Con el luto dentro del cuerpo, estos padres devastados sacaron fuerzas de donde no las había y se calzaron las zapatillas. «Los primeros meses salíamos a correr y no queríamos que nadie nos viera. Cogíamos el coche y nos íbamos fuera, algunas veces a Miranda, al lado del pueblo; otras, más lejos», recuerda él. «Correr nos sentaba bien: eres tú, con el aire, el viento y tus recuerdos, siempre pensando en nuestro hijo», cuenta ella. Sí, es inevitable que la garganta se le haga un nudo al imaginar a esta pareja corriendo juntos, cargando con el peso de la pérdida a la espalda, con el sudor mezclándose con las lágrimas.
Se prepararon durante todo un año, con lluvia, con frío, exhaustos y destrozados. Con la misma dedicación abnegada del devoto que peregrina para cumplir una promesa. «Para hacer algo así hay que tener un objetivo muy claro», sostiene Mari José. Ellos ya no podían tener uno más poderoso: homenajear a su hijo perdido.
Llegó noviembre de 2012. Y se plantaron en Manhattan dispuestos a correr sin mirar atrás. Pero no pudo ser.
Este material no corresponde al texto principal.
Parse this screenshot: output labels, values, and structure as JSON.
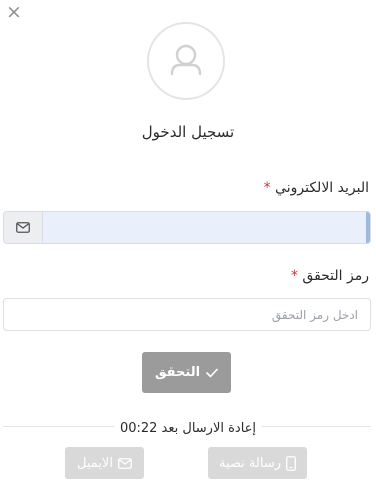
{
  "dialog": {
    "close_symbol": "×",
    "title": "تسجيل الدخول"
  },
  "email_field": {
    "label": "البريد الالكتروني",
    "required_mark": "*",
    "value": "",
    "placeholder": "",
    "icon": "envelope-icon"
  },
  "code_field": {
    "label": "رمز التحقق",
    "required_mark": "*",
    "value": "",
    "placeholder": "ادخل رمز التحقق"
  },
  "verify_button": {
    "label": "التحقق",
    "icon": "check-icon"
  },
  "resend": {
    "text": "إعادة الارسال بعد 00:22"
  },
  "alt_methods": {
    "sms_label": "رسالة نصية",
    "sms_icon": "mobile-icon",
    "email_label": "الايميل",
    "email_icon": "envelope-icon"
  },
  "colors": {
    "verify_button_bg": "#9b9b9b",
    "alt_button_bg": "#d9d9d9",
    "required": "#d9302c"
  }
}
El huracán Sandy obligó a cancelar la prueba por primera vez en la historia. «Yo no me podía creer que justo pasara ese año, me vine abajo, me quería coger el primer vuelo de vuelta a casa. Aquella carrera era muy, muy importante para nosotros. Quería que mi otra hija, que entonces tenía 10 años, viera cómo llegábamos a meta por su hermano», recuerda José. Por suerte, su mujer no se amilanó: «Me lo tomé como una segunda oportunidad». Ella tiró de él. Su historia siguió corriendo.
Un año después, regresaron a Nueva York. Han pasado siete años y a ella todavía se le quiebra voz y le tiembla la barbilla. A él, los ojos se le ponen colorados y se le empapan cuando recuerda aquella entrada a meta en Central Park, con la camiseta con la foto del hijo perdido estampada. El momento se diluyó entre las historias de los otros 30.000 corredores y las crónicas dirán que ganó el keniata Geoffrey Mutai, que tardó dos horas, ocho minutos y 24 segundos en cubrir el recorrido. Pero el gran triunfo fue el suyo, el de esta enfermera del psiquiátrico de 50 años y de este operario de 47 que encaja los entrenos entre turno y turno.
A la de Nueva York, le fueron sucediendo el resto de las 'majors': Chicago, Berlín, Tokio, Londres... La última, todavía muy reciente, la completaron el pasado 15 de abril en Boston. A María José le flaquearon las fuerzas. En el kilómetro 23 empezó a sentir unos calambres terribles. «Pensé que no podría, que no podría acabar», suspira. Algo, alguien, le dio el aliento que necesitaba. Llegaron a meta. Juntos. En memoria de su hijo.